For Aristotle, living beings are complex composites of matter and form, where form is to be understood functionally, and not merely as shape, as a specific combination of soul-capacities that characterizes the kind of living being in question. It is a commonplace in Aristotelian scholarship that both these forms of living beings and the enmattered animal species to which they give rise are ‘fixed’. Forms are ‘fixed’ in the sense that they – without being eternal themselves – are replicated eternally through sexual reproduction from father to offspring: the offspring receives a ‘potential for form’ that is formally (but not numerically) identical to the form its father possesses in actuality. Since this potential for form is for the most part – i.e., if nothing greater impedes – realized in the same way, and since the cosmos is eternal in time, Aristotle believes that there is a continuous generation – and corruption – of organisms that are one in form and that instantiate the same range of animal species. Within these confines, there is no room for a transformation of species.
In seeming contradiction with this fixity of species, however, Aristotle’s biological works often stress the flexibility of nature during embryogenesis and the later development of animals. Aristotle typically describes the process of the actualization of a potential for form into an actual animal in terms of ‘formal natures’ ‘making’ or ‘building’ the animal. This formal nature instantiates the animal’s efficient, formal, and final cause (which is identical to its soul), and following the craft-model already employed by Plato, Aristotle personifies this internal principle as acting for the sake of something, while following a certain logos or ‘guideline’ for building. Given the unchangeability of animal species, one would expect these ‘guidelines’, or ‘definitions of the animal’s substantial being,’ to be rather strict and precise, but instead Aristotle suggests that they are underdetermined: rather than being specified by the animal’s logos, Aristotle claims that it is somehow ‘up to’ formal natures to determine which parts to produce for the performance of a certain function, how many of those parts it should make, and where in the animal body it should place them. Evidently, even though the starting point (i.e., the potential for form) and end point (i.e., a fully developed animal of a given species) of animal generation are ‘fixed’ and ‘permanent’ features of the world, the individual actions of the formal natures through which this process is carried out are not similarly predetermined.

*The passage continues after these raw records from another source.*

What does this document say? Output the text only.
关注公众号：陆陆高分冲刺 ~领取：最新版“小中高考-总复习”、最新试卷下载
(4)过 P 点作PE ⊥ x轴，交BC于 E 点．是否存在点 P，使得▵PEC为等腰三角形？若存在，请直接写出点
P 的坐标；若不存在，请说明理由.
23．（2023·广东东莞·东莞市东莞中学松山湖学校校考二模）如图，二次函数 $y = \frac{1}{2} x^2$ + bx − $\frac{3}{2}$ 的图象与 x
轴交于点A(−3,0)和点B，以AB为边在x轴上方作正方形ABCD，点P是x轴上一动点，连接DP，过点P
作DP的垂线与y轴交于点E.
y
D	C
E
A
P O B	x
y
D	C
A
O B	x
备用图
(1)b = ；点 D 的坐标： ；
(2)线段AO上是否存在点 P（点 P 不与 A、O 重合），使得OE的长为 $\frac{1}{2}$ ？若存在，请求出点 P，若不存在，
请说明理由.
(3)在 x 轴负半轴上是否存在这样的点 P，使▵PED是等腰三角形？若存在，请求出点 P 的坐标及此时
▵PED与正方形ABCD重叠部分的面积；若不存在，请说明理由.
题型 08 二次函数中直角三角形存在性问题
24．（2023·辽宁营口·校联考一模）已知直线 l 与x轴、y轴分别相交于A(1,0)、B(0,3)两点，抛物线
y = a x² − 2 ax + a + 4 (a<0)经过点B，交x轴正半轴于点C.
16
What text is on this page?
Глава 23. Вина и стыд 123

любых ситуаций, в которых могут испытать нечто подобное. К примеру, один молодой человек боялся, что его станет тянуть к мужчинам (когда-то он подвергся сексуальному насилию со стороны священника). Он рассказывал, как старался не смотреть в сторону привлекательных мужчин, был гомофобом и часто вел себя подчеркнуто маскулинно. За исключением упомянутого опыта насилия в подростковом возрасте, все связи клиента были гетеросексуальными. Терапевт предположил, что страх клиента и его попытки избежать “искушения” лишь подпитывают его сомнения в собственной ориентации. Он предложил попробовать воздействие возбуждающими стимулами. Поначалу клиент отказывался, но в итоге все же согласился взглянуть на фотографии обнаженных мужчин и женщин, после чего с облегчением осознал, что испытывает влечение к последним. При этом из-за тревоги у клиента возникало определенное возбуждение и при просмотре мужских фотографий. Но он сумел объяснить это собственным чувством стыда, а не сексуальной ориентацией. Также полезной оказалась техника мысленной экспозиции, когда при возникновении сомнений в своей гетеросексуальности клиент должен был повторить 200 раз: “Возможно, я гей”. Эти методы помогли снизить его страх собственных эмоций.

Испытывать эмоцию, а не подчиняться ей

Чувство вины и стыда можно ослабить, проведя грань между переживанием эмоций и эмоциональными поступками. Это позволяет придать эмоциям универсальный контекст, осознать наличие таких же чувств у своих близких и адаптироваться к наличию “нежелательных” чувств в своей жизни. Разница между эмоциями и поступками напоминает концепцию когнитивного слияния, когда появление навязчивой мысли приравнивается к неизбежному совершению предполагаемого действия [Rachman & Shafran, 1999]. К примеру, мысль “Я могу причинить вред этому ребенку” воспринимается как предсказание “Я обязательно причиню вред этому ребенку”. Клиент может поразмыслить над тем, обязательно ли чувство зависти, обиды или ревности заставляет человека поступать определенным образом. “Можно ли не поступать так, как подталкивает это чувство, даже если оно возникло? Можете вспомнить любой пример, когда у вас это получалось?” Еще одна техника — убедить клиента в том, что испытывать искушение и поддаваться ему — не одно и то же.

In a paper I will be presenting at SUNY Brockport this week, I argue that Aristotle’s tendency to think of the activities of formal natures in the production of animals as if performed by tinkering craftsmen shows that for him, the structure and functionality animals have is as much a result of the teleology embedded in their forms as it is of the goal-directed actions performed by their formal nature in realizing those forms. This indicates that at least at the level of embryogenesis, Aristotle does allow for something like a transformation of species[1] and that his view of development is ‘epigenetic’ in the true sense of the term. That is, the ‘guidelines’ for building with which nature works do not predetermine in advance all the changes that need to be made, but rather leave room for nature to make adjustments to the animal design ‘on the fly,’ as the development proceeds. For his theory of natural teleology this means that the underlying physiology must be rather complex and flexible: the potentials for form that guide the realization of those species are dynamic, rather than blind, automated self-regulating principles, as they are shown to be capable of responding to emerging problems and possibilities.
[1] For the idea that Aristotle’s understanding of natural kinds is not as such ‘anti-evolutionary’, see already Balme (1972), 97-98; Granger (1987), 110-116; Henry (2006), 451-455; and Lennox (2001a), 160-162.